Reality is beautifully out of joint in The Beatles’ 1968 animated film Yellow Submarine, which augmented the typical cartoonist’s palette with photography, rotoscoping and 3-D sequences.

The pioneering movie, which finds the Fab Four sailing the seas of science, time and nothingness in hopes of saving a utopian world from a bunch of oppressive haters called the Blue Meanies, serves as a great example of a genre that gave animators free rein to explore the outer reaches of psychedelia.

Once unforgivably out of print but screening now at theaters and available now as a digitally restored DVD, Blu-ray and iTunes download, Yellow Submarine was directed by George Dunning and produced by Al Brodax, who had spent the previous three years helming madcap cartoon series The Beatles.

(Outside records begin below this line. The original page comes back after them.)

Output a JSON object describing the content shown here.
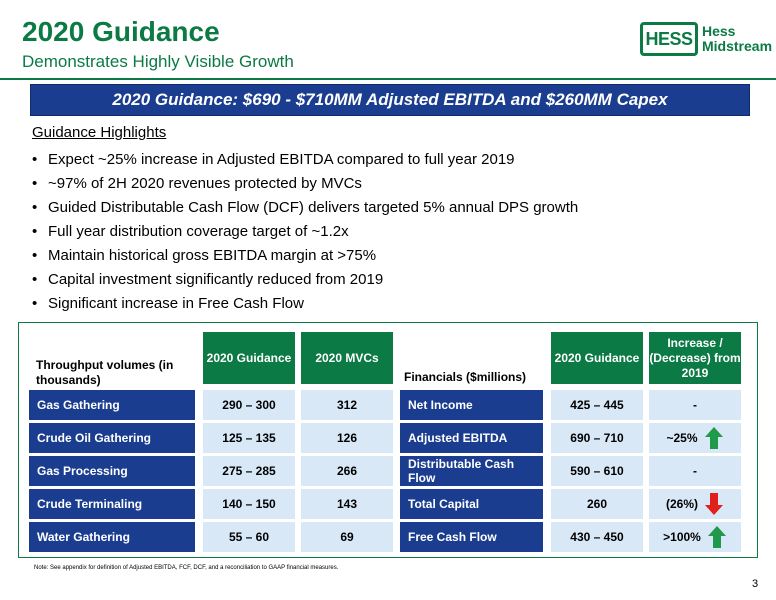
{
  "header": {
    "title": "2020 Guidance",
    "subtitle": "Demonstrates Highly Visible Growth",
    "logo_mark": "HESS",
    "logo_line1": "Hess",
    "logo_line2": "Midstream"
  },
  "banner": "2020 Guidance: $690 - $710MM Adjusted EBITDA and $260MM Capex",
  "highlights": {
    "title": "Guidance Highlights",
    "items": [
      "Expect ~25% increase in Adjusted EBITDA compared to full year 2019",
      "~97% of 2H 2020 revenues protected by MVCs",
      "Guided Distributable Cash Flow (DCF) delivers targeted 5% annual DPS growth",
      "Full year distribution coverage target of ~1.2x",
      "Maintain historical gross EBITDA margin at >75%",
      "Capital investment significantly reduced from 2019",
      "Significant increase in Free Cash Flow"
    ]
  },
  "throughput": {
    "label": "Throughput volumes (in thousands)",
    "col1": "2020 Guidance",
    "col2": "2020 MVCs",
    "rows": [
      {
        "name": "Gas Gathering",
        "guidance": "290 – 300",
        "mvc": "312"
      },
      {
        "name": "Crude Oil Gathering",
        "guidance": "125 – 135",
        "mvc": "126"
      },
      {
        "name": "Gas Processing",
        "guidance": "275 – 285",
        "mvc": "266"
      },
      {
        "name": "Crude Terminaling",
        "guidance": "140 – 150",
        "mvc": "143"
      },
      {
        "name": "Water Gathering",
        "guidance": "55 – 60",
        "mvc": "69"
      }
    ]
  },
  "financials": {
    "label": "Financials ($millions)",
    "col1": "2020 Guidance",
    "col2": "Increase / (Decrease) from 2019",
    "rows": [
      {
        "name": "Net Income",
        "guidance": "425 – 445",
        "change": "-",
        "arrow": "none"
      },
      {
        "name": "Adjusted EBITDA",
        "guidance": "690 – 710",
        "change": "~25%",
        "arrow": "up"
      },
      {
        "name": "Distributable Cash Flow",
        "guidance": "590 – 610",
        "change": "-",
        "arrow": "none"
      },
      {
        "name": "Total Capital",
        "guidance": "260",
        "change": "(26%)",
        "arrow": "down"
      },
      {
        "name": "Free Cash Flow",
        "guidance": "430 – 450",
        "change": ">100%",
        "arrow": "up"
      }
    ]
  },
  "colors": {
    "green": "#0b7a44",
    "blue": "#1a3d8f",
    "light_blue": "#d9e8f7",
    "up_arrow": "#1e9a4a",
    "down_arrow": "#e0201b"
  },
  "footnote": "Note: See appendix for definition of Adjusted EBITDA, FCF, DCF, and a reconciliation to GAAP financial measures.",
  "page_number": "3"
}
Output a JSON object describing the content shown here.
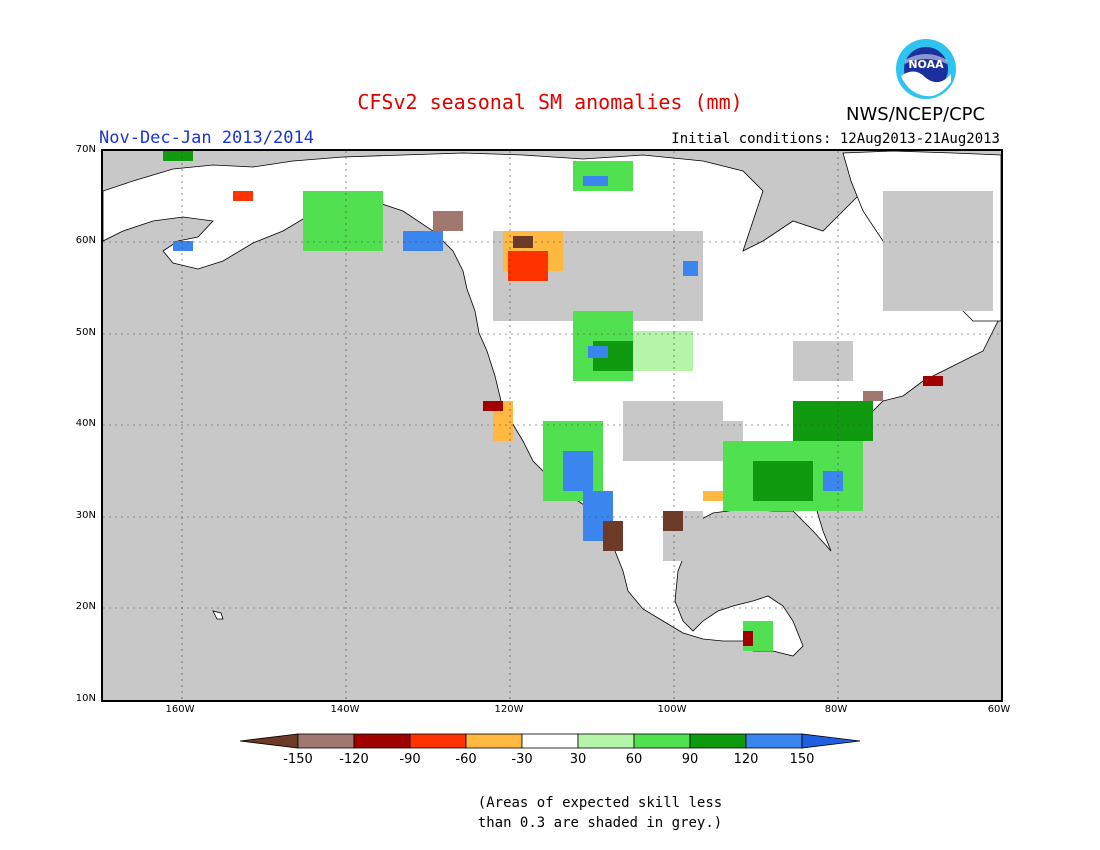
{
  "title": "CFSv2 seasonal SM anomalies (mm)",
  "agency": "NWS/NCEP/CPC",
  "logo_text": "NOAA",
  "period": "Nov-Dec-Jan 2013/2014",
  "initial_conditions": "Initial conditions: 12Aug2013-21Aug2013",
  "lat_ticks": [
    "70N",
    "60N",
    "50N",
    "40N",
    "30N",
    "20N",
    "10N"
  ],
  "lon_ticks": [
    "160W",
    "140W",
    "120W",
    "100W",
    "80W",
    "60W"
  ],
  "colorbar": {
    "labels": [
      "-150",
      "-120",
      "-90",
      "-60",
      "-30",
      "30",
      "60",
      "90",
      "120",
      "150"
    ],
    "colors": [
      "#6e3a28",
      "#a07870",
      "#a00000",
      "#ff3300",
      "#ffb840",
      "#ffffff",
      "#b4f5aa",
      "#50e050",
      "#109a10",
      "#3a85ee",
      "#1f5fdf"
    ]
  },
  "footnote_line1": "(Areas of expected skill less",
  "footnote_line2": "than 0.3 are shaded in grey.)",
  "map_colors": {
    "grey": "#c8c8c8",
    "white": "#ffffff",
    "light_green": "#b4f5aa",
    "green": "#50e050",
    "dark_green": "#109a10",
    "blue": "#3a85ee",
    "orange": "#ffb840",
    "red": "#ff3300",
    "dark_red": "#a00000",
    "brown": "#6e3a28",
    "light_brown": "#a07870"
  }
}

Yellow Submarine appealed to toon-happy kids as well as adults tripping on cannabis, LSD and expanding liberties. It quickly became, as its chief illustrator Heinz Edelmann explains in the painstakingly remastered film’s audio commentary, the first non-Disney animated feature that didn’t pull its studio down with it. “The history of animation up until then was the history of studios folding under the weight of an animated feature,” said Edelmann, who died in 2009.

Yellow Submarine also opened the doors of perception for many of the animated psychedelic experiments. Even The Beatles, who were descending into bitter dissolution and didn’t even record their voices for the film, were ultimately swayed by its animated ambition. And they weren’t alone.

“As a fan of animation and as a filmmaker, I tip my hat to the artists of Yellow Submarine,” Disney and Pixar chief creative officer John Lasseter writes in an essay accompanying a bonus 16-page booklet, which shares space with the making-of documentary “Mod Odyssey,” cast and crew interviews, behind-the-scenes photos, collectible stickers and more. “[Their] revolutionary work helped pave the way for the fantastically diverse world of animation that we all enjoy today.”